The implications of Sego...
Interesting times over the Channel, as Segolene Royal wallops her opponents on the left, Fabius and Strauss-Kahn, and takes the Socialist nomination for the Presidency. While it goes a little way to showing that the French left hasn't succumbed to the head-in-the-sand insanity that overwhelmed the British conservatives it does also have wider implications for the future of France.
The first is the implication for the right (or what passes for it in France). It should be clear that they have absolutely no option but to choose Nicolas Sarkozy of they want to avoid defeat. De Villepin, for all his aristocratic appeal and Napoleonic panache is pure electoral poison, while the proposal, seriously mooted by some, that L'Escroc himself should try to hold on for another term, presumably to avoid having to change the pin-stripes on his suits to arrows , should surely be dismissed as lunacy.

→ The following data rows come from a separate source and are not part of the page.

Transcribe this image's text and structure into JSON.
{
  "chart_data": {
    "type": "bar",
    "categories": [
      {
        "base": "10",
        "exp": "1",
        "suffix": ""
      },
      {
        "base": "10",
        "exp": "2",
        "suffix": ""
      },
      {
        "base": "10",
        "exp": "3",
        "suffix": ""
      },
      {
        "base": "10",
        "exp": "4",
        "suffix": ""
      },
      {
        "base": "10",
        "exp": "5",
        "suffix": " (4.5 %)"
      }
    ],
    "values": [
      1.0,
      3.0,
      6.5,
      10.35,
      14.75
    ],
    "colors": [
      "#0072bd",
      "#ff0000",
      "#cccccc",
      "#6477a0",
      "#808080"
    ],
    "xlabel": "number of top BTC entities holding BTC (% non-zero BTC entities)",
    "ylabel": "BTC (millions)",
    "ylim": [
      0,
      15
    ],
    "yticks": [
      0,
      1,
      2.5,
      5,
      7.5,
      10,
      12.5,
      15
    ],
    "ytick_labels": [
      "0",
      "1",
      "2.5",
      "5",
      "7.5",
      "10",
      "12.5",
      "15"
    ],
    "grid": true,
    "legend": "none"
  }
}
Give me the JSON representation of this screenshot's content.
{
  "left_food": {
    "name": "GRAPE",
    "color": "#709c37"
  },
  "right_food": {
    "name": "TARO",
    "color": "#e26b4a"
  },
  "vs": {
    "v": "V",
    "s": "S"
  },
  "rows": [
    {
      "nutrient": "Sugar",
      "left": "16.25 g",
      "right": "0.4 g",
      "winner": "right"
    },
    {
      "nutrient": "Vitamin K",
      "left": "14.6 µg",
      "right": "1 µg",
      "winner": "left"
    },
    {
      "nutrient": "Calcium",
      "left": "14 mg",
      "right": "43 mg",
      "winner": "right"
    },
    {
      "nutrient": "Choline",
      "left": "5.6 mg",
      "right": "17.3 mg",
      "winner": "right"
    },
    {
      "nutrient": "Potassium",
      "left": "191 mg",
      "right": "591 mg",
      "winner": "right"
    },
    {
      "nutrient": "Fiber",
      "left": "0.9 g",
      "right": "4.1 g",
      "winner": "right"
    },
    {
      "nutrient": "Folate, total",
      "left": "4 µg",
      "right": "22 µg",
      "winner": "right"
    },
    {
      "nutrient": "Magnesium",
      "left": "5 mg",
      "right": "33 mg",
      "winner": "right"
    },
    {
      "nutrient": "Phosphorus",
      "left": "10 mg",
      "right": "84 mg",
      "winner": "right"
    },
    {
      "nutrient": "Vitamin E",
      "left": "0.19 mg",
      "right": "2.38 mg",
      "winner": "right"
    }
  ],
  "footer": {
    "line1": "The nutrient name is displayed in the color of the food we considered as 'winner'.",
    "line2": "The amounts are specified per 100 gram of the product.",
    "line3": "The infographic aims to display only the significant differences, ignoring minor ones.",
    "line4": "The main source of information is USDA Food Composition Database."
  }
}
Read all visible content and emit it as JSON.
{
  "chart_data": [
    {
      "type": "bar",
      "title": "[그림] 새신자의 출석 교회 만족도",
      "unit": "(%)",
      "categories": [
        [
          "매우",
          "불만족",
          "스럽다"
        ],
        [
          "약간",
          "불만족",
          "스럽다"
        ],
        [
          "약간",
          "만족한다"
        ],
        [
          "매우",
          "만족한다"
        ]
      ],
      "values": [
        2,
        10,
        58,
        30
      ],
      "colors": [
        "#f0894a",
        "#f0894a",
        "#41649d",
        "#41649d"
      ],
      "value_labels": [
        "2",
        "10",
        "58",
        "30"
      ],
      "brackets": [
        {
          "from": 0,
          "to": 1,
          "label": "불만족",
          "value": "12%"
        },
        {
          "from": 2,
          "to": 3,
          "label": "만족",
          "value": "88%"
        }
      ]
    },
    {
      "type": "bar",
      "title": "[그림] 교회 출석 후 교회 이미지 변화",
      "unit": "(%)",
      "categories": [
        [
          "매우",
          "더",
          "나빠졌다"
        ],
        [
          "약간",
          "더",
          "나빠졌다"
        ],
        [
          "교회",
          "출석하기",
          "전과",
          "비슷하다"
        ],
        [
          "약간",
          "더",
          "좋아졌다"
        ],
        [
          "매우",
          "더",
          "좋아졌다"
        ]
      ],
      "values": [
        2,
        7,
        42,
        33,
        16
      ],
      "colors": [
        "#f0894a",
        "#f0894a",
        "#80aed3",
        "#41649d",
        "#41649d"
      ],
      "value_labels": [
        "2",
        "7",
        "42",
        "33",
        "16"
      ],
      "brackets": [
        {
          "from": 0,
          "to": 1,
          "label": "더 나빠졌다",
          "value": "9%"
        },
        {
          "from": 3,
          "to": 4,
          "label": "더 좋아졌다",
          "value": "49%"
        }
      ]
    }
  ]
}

The election should, therefore, be between Sarkozy and Royal.
The second key implication is for the left itself. Whatever Sego turns out to be, and she has been following the Cameron technique of saying little and looking different and fresh, she does not appear to be quite as ideologically calcified as her opponents. This may mean that some sacred cows can finally be slain. She has certainly been prepared to criticise public sector Unions: not a noted tendency on the left in any country.
Perhaps the most welcome effect of her nomination, provided it co-incides with Sarkozy on the right, is the probable marginalisation of Le Pen's Front National. So much was made of his making the second round last time, and on speculation that this time his time might have come, that the main reason he made it has been overlooked. If the Left was divided and weak, offering a variety of uninspired candidates, none of whom caught the imagination or provided anything but more of the same, or, worse, more of the old it is not surprising that a fringe candidate's 20% or so might eclipse them. If Royal can unite the left, she ought to be able to kick Le Pen into touch. Equally, on the right, if Sarkozy is nominated he ought to appeal to those on the right who, reaonably, disliked Chirac and wanted a tougher social line. Without appealing to the racist side of FN support, Sarkozy shouldbe able to squeeze its vote. I would be surprised if Le Pen did as well in the next election as in the last, and astonished if he were to make it to the second round.
The final point is one I have made frequently before. Both Royal and Sarkozy have acquired a reputation of freshness, of newness and of difference. This sets them out from the grey-suited herd of politicians, giving them a touch of stardust. It is what Blair had, and what Cameron has, that sets them apart from Gordon Brown, who painfully lacks it. It is, however, not remotely true for either of them. Both Sarkozy and Royal are career politicians. Royal has been in active politics for nearly 30 years. Sarkozy similarly. It is, in other words, a created political narrative that seems to imbue them with the most valuable political asset of all: freshness and difference. Count the number of times people say that the election of Royal (or Sarkozy) heralds 'a new era for French politics' or that they 'are a breath of fresh air' to the stale of scene. It's intoxicating, but it's untrue. Post modern politics.